Kampala Metropolitan Police deputy spokesman Luke Owoyesigyire yesterday said the police recovered an AK47 magazine containing five bullets that was abandoned by the suspects.

It is the fourth attack on security facilities in less than a month with the deadliest one being in Busiika Police Station in Luweero District, where three police officers were killed.

Many of the attacked police stations reportedly have weak defences and shortage of manpower. More than 120 police posts, especially in central region, were closed as police management implements the sub-county policing model, which aims to strengthen security.

The move came as a result of rampant attacks on the police stations.

According to the police policy documents, only 50 sub-county police stations were supposed to be established this financial year.

In 2019, President Museveni directed the police to have a skeleton police structure, with 20 police officers in one station at the sub-county.

“Because the colonialists didn’t have enough resources, their plan was through the chiefs – Muluka and sub-county chiefs. They (chiefs) would call the tenda (police patrol). I closely monitored it between 1951 and 1958. I could see these people manage huge areas using a skeleton number of police officers,” President Museveni said then.

Mr Museveni said he does not see how 20 police officers can fail to manage crime in a sub-county with a radius of four miles.

“What if we had a police station per sub-county with 20 police officers? There are around 1,600 sub-counties in Uganda.

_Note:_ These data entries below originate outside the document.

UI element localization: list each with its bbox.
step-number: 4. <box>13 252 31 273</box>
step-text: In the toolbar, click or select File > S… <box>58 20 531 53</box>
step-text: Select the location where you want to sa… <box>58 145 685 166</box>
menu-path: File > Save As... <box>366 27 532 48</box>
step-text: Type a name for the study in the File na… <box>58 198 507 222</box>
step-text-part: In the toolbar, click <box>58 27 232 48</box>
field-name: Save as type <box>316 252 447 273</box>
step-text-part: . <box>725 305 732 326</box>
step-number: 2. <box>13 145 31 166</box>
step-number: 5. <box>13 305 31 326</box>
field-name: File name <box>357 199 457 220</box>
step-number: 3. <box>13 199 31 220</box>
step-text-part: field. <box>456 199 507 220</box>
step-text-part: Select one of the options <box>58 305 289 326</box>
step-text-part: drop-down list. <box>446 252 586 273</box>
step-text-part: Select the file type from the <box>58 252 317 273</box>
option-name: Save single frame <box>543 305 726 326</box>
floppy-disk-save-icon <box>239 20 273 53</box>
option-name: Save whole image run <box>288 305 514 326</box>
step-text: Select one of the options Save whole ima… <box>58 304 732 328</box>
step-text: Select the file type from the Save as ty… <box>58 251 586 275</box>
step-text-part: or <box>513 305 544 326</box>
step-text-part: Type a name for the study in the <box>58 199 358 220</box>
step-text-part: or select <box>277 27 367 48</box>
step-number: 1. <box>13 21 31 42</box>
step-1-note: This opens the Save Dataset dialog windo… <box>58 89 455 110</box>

That is a force of 32,000 [officers],” he said.

The Inspector General of Police (IGP), Mr Martins Okoth-Ochola’s, plan was to increase the number of police officers  in the country from 45,000 officers to 85,000.

IGP Ochola had also proposed an increase in the number of police stations in the country, which President Museveni rejected on ground that it would increase the financial burden of the government.

The President’s directive was a paradigm shift from the policy of community policing strategy that the former IGP Gen Kale Kayihura implemented.

In Gen Kayihura’s plan, the community would provide land and mobilise resources for the construction of the accommodation and offices of the police.

In return, the police would deploy police officers in the area.

The community policing strategy led to the increase of police posts and stations from around 1,000 to more than 3,000.

However, many posts and stations were established in rented rooms and rent were paid by well-wishers, according to the Auditor General’s reports.

Many local donors withdrew financial support, forcing the police to take over the burden of paying rent, whose funding wasn’t in the police budget.

A police source said some of the personnel who could not rent accommodation using their own resources, returned to the barracks thus leading to the reduction of officers at many police posts.